全社に導入したのはCursorです。まずは私が複数のツールを選定しました。その後、少人数のチームでPoCを行い、使い勝手や生産性を検証しました。具体的には生産性がどのくらい向上したか、数字で表してもらって集計しました。7倍向上したという人もいれば、2倍と回答した人もいましたが、平均すると5倍という結果になりました。その結果をもとにマネージャーが集まる会で、全社導入について意見を聞き、展開することになりました。
──Cursorをどのように使っているのでしょうか。
Cursorはコード生成、AIコーディングに活用しています。Cursorのチャット画面に「こんな機能を作ってほしい」と要件を投げると、10数秒後にはその要件を満たすコードが返ってきます。従来、2日間かかっていた作業が、10秒ぐらいで返ってくる。この仕組みを使うことで、10倍以上、場合によっては50倍など桁違いの生産性向上が期待できます。
また、生成AIの活用で最も重視しているのは、セキュリティです。Cursorはオプトアウト(利用時に入力したデータを学習用データとして提供しないことを選択できる機能)を設定しています。お客様の個人情報がAIの学習に使われないよう、しっかり管理して活用しています。
──生成AIの活用でエンジニアの働き方は変わりましたか。
今はコーディングの大半はAIが担っているので、人間の役割はAIが出した成果物をチェックしたり、次にやるべきことを考えたりすることです。コーディングの負荷やストレスは減りましたが、ロジックやアルゴリズムを考えるなど、新規性やクリエイティブ性を要する時間が増えたと思います。
──AI活用を推進する上での難しさや課題はありますか。またあったとしたらそれをどう克服したのでしょうか。

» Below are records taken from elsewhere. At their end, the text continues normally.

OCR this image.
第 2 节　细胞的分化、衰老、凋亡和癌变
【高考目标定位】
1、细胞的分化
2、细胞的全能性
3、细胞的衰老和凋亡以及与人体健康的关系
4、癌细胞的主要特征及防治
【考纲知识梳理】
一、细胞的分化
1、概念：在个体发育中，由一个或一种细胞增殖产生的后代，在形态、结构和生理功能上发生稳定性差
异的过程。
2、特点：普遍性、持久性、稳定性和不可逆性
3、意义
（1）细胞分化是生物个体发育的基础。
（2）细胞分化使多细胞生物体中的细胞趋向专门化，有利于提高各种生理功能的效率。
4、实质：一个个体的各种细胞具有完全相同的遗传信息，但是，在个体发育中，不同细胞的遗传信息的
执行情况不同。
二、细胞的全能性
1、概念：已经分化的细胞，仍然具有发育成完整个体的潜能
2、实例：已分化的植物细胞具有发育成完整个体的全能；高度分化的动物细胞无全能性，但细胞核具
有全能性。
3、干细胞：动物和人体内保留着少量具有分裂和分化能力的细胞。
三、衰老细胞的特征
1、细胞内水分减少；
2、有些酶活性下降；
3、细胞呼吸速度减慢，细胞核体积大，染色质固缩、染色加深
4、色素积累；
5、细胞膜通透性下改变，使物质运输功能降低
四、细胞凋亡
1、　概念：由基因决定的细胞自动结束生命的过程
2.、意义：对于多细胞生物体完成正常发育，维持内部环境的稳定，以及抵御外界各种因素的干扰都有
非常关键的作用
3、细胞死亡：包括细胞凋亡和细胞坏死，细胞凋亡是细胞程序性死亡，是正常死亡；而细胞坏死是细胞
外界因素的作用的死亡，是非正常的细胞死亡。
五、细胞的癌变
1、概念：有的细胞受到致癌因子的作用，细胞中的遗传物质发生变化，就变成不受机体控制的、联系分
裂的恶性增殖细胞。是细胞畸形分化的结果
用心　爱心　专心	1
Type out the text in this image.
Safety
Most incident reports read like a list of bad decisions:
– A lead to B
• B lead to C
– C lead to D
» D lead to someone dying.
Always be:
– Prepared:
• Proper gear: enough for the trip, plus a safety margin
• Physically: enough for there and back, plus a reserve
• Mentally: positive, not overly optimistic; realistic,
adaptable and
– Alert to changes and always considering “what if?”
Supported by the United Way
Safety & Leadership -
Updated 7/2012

AIコーディングを推進する上で、一番苦労したのは、取り組む意義やビジョンを説明し、皆に納得してもらうことです。「今はAIも嘘をつくこともあるかもしれないが、5年後、10年後にはAIコーディングによる開発速度が今の100倍になるはずだ」とビジョンを示すだけではなく、エンジニアとしてキャリアを築いていく上でも、身につけないと損をすると話しました。
このような具体的な話をすると同時に、活用方法のレクチャーもしました。現在、ジーニーの生成AIを活用したコーディング率はほぼ100%です。
しかし、Cursorを導入した当初は、Copilotと同様にコードの補完機能しか使っていませんでした。そこでエンジニア全員が参加する月に一度の「R&D全体会」で、チャットを使ってコードを生成する方法を共有しました。とにかく細かくいろいろな機能を共有することで、導入を進めていきました。今はまだ個人の使い方の上達によって生産性にバラツキはありますが、その差を埋めるために、全体の会議の場を使って情報共有を図っています。